Every business of any size has to rely on unstructured (and in fact often non-digital) information. As highly regulated entities, banks and insurance companies have case law and policies and contracts to consult. Companies concerned with property rights, such as the oil and gas industry, hold extremely detailed agreements detailing the lands on which they hold rights and breaking down just what those rights entail. Similar documents cover the transport and maritime industries.

Such agreements and other documentation may go back decades or more, but still need to be consulted frequently, often by workers in the field who are far away from a desktop computer, let alone the documents themselves. Guidance from environmental authorities and other governmental agencies add yet another wrinkle to companies’ day-to-day functioning, as do the millions of emails, texts, PDFs, SharePoints, and other random documents that every company has to contend with.

To tame all this paper, which continues to be expanded every day, intelligent automation is really the only way out, because it scales up. Without it, more labor will continue to be needed to deal with it, organise it, and search through it, only making the problem worse.


Enhancing intelligence in AI

Today, semantic driven solutions have emerged to automate retrieving information from the unstructured chaos. Natural language processing (NLP) methods can extract the important intent and other salient points from contracts and other documents, and it does it without lots of (non-scalable) hand-holding, and with a high degree of accuracy, after being trained with a few documents.

“It is the combination of NLP and machine learning that will enable organisations to gain insights from unstructured data such as emails, chat transcripts, outbound marketing materials, internal memos, legal documents, and complaint logs, in a way that hasn’t been previously possible.”
– Jessica Davis, from InformationWeek (June 2019)
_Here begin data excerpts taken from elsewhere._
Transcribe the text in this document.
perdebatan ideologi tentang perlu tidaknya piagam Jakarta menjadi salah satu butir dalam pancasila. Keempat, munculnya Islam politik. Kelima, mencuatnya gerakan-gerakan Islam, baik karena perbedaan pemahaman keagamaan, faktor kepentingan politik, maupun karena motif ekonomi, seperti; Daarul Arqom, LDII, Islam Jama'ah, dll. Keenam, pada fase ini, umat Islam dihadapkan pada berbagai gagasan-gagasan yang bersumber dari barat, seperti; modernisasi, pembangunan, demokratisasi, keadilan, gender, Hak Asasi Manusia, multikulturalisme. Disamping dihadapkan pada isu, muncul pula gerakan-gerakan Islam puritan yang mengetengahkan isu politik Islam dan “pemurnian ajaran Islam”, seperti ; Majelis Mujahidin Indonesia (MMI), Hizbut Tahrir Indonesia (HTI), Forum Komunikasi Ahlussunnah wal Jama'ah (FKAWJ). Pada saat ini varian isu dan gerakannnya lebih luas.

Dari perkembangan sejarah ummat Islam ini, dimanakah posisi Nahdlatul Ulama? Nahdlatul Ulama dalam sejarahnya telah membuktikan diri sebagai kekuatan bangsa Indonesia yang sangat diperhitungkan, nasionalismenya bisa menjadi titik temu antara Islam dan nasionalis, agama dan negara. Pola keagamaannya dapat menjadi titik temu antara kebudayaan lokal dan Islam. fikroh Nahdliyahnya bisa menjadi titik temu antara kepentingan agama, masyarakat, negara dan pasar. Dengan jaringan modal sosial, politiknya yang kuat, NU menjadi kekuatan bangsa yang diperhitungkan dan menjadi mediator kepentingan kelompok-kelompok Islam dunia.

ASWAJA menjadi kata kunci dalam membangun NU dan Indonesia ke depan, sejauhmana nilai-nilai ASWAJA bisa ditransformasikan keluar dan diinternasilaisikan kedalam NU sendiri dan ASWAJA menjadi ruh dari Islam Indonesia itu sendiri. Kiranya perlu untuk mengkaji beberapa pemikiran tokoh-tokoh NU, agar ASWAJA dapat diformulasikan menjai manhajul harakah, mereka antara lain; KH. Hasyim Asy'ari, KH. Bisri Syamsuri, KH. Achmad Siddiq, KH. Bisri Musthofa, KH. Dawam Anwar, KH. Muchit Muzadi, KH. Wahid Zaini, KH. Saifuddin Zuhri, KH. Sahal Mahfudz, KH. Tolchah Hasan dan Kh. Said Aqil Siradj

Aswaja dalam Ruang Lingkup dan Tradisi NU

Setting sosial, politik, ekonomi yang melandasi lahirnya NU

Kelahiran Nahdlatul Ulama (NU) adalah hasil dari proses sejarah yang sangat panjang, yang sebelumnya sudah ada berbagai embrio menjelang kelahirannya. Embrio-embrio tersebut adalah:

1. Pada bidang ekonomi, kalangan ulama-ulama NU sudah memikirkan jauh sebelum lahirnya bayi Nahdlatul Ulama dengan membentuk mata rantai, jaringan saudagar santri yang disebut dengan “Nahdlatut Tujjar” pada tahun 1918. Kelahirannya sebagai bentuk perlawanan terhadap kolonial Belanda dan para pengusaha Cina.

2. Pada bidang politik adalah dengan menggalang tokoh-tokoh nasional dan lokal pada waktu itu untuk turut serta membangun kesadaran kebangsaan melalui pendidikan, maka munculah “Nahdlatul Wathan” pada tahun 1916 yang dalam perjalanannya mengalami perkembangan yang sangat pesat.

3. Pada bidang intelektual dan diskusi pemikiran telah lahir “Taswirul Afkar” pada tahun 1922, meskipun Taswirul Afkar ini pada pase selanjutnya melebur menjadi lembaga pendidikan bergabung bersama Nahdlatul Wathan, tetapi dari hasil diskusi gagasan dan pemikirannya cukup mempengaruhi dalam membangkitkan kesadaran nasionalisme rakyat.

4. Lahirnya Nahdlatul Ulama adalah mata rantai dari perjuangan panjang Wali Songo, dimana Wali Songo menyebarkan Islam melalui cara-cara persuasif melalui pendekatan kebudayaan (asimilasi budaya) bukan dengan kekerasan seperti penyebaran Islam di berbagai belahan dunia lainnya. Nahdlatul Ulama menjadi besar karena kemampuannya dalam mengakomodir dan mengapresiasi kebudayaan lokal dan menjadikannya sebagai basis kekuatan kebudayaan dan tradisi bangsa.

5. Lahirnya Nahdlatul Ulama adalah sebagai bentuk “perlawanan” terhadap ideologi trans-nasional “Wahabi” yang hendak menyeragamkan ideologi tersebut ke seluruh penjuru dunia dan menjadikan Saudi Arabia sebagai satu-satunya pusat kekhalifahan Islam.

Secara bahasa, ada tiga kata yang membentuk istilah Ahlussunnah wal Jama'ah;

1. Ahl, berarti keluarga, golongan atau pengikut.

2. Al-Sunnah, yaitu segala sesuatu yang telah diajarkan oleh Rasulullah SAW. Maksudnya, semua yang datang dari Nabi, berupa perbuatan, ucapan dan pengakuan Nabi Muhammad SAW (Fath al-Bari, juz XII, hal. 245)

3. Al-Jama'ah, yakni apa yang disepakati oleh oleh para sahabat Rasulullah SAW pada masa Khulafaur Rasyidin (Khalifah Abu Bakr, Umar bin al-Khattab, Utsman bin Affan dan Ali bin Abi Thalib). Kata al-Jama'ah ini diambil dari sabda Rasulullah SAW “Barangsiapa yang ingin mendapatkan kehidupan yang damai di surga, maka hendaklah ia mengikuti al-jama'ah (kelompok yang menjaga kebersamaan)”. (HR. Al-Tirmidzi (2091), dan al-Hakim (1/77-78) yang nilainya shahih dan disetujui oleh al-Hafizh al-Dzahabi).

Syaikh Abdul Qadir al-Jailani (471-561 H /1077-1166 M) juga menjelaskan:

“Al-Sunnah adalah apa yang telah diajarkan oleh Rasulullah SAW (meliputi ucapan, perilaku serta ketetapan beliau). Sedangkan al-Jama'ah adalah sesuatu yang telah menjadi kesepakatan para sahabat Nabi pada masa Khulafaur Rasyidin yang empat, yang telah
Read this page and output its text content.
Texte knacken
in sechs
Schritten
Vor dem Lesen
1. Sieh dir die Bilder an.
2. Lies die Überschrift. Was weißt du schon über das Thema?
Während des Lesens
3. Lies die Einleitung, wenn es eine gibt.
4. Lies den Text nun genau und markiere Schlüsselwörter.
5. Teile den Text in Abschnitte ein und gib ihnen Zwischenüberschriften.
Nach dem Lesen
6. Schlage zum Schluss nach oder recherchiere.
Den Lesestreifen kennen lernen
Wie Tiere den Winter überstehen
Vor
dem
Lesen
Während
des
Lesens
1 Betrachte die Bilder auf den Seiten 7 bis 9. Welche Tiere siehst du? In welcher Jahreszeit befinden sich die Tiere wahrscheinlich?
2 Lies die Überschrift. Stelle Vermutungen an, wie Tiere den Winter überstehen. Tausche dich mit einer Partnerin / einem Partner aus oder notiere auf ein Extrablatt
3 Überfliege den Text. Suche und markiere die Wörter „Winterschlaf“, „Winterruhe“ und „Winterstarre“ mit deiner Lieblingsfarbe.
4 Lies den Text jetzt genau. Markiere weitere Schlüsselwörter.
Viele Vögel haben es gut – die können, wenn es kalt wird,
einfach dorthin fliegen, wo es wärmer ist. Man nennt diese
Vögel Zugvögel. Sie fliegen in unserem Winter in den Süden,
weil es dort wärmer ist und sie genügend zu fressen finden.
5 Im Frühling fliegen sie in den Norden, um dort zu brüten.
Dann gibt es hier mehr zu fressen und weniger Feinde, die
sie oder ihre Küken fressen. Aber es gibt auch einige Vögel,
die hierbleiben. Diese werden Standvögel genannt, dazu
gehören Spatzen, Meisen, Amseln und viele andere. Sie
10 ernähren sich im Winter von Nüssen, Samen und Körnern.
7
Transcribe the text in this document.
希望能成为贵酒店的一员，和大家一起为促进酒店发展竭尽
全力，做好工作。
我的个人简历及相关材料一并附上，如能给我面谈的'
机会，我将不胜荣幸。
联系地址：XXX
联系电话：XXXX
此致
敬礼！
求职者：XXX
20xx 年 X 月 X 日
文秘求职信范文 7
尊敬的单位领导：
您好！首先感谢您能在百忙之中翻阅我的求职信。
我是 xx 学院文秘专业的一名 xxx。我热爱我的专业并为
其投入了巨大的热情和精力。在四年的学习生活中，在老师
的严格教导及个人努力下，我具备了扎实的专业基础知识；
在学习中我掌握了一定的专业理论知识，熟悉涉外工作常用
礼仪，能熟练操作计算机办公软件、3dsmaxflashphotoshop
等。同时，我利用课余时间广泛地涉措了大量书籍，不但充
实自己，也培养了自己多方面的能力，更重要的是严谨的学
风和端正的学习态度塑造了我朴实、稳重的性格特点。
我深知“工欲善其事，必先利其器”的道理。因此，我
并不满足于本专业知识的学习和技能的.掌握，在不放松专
The benefits of NLP and other semantic technologies extend beyond just being able to ingest unstructured data: it can also allow workers to find information quickly, across an entire organization. And by using such skills, chatbots become much more effective, with ever-increasing accuracy in the answers and guidance they provide. To take one example of NLP’s gifts that you probably use every day, Google’s search results are now powered by algorithms that allow it to understand longer queries as well as ones in which prepositions and other “transformers” alter its meaning. This improvement, which Fortune magazine called “a big leap forward,” helps weed out useless or inaccurate search results. Similar advances are helping companies improve around the world.

It’s true that RPA’s initial promises tended to collapse under their own weight. But by taking a more sophisticated approach that exploits advances in NLP and semantics, companies are now finding ways to automate complex work that was impossible just a few years ago.